Well, some of the problem is plain old plotting. Fforde, while he’s very good at the whiz-bang gimmickry of his alternate universe (and this is clearly where his interest lies), is exceptionally clumsy at exposition, dropping plot points into his story like anvils and then allowing them to disappear as soon as their usefulness is exhausted. The characters are no more developed than figures in a video game – and Fforde seems to have lifted some of his narrative technique from text-adventure games as well, having Thursday pick up a hand mirror for no reason other than to tell the reader what she looks like, or having her only able to describe something after he’s turned her around to look at it, like those games where you can’t learn what’s to your right unless you specifically ask. There are also point-of-view violations that should bring the LiteraTecs screaming down to arrest Fforde: in a first-person narration, it is simply against the rules to suddenly drop into other characters’ heads for a sentence, or to depict scenes in which the narrator is absent.
And then there are the puns. As if it’s not enough to name the heroine Thursday Next and the villain Acheron Hades, we’ve also got elderly LiteraTecs named Boswell and Analogy, we’ve got a thug named Felix Tabularasa, a colleague of Thursday’s named Paige Turner, an old love interest named Landen Parke-Laine, and, most groan-inducing of all, a Goliath executive named Jack Schitt. It could be argued that these names are self-consciously Dickensian, but Dickens could be pretty cloying with this stuff too. Fforde also doesn’t trust his readers enough; at one point Schitt asks Thursday what she knows about Acheron, and she replies “It’s one of the rivers that flow to the underworld.” Which, yes, is true, and a witty enough response in that situation, but it reads too much like the author stepping in and saying, “Okay, for those of you who were too dim to catch my clever mythology reference, here, let me spell it out for you.” Esoteric allusions only work if you assume that your readers are well-read enough to pick up on them. They fall flat if they have to be explained.

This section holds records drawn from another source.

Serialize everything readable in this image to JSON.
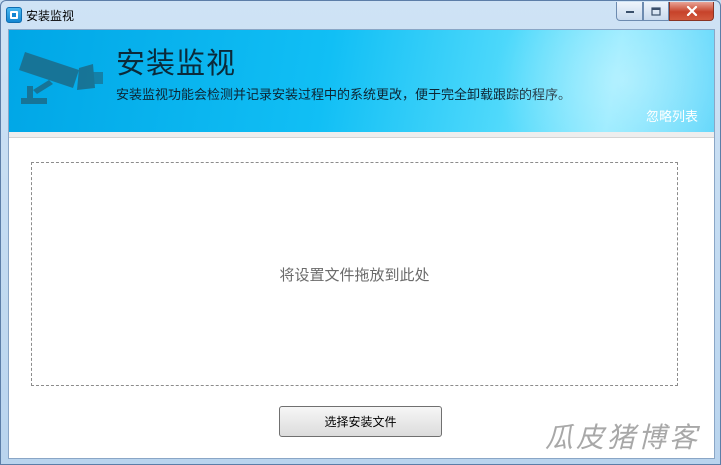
{
  "window": {
    "title": "安装监视"
  },
  "titlebar": {
    "icons": [
      "app-icon",
      "minimize-icon",
      "maximize-icon",
      "close-icon"
    ]
  },
  "banner": {
    "title": "安装监视",
    "description": "安装监视功能会检测并记录安装过程中的系统更改，便于完全卸载跟踪的程序。",
    "ignore_list_link": "忽略列表",
    "icon": "security-camera-icon"
  },
  "dropzone": {
    "hint": "将设置文件拖放到此处"
  },
  "actions": {
    "select_install_file": "选择安装文件"
  },
  "watermark": {
    "text": "瓜皮猪博客"
  },
  "colors": {
    "banner_accent": "#11bff5",
    "close_button": "#c7422a"
  }
}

On the whole The Eyre Affair is a disappointment. Much of it is good fun, and to a reader like myself (and I suspect there are a decent number of us, though not so many as in the world of the novel) it’s chock full of candy. But candy, ultimately, does not a meal make. And flashing lights and an assortment of shiny bells and whistles are no substitute for a compelling, well-told story. For his next trick, Fforde might want to give the gimmicks a rest and brush up on his basics.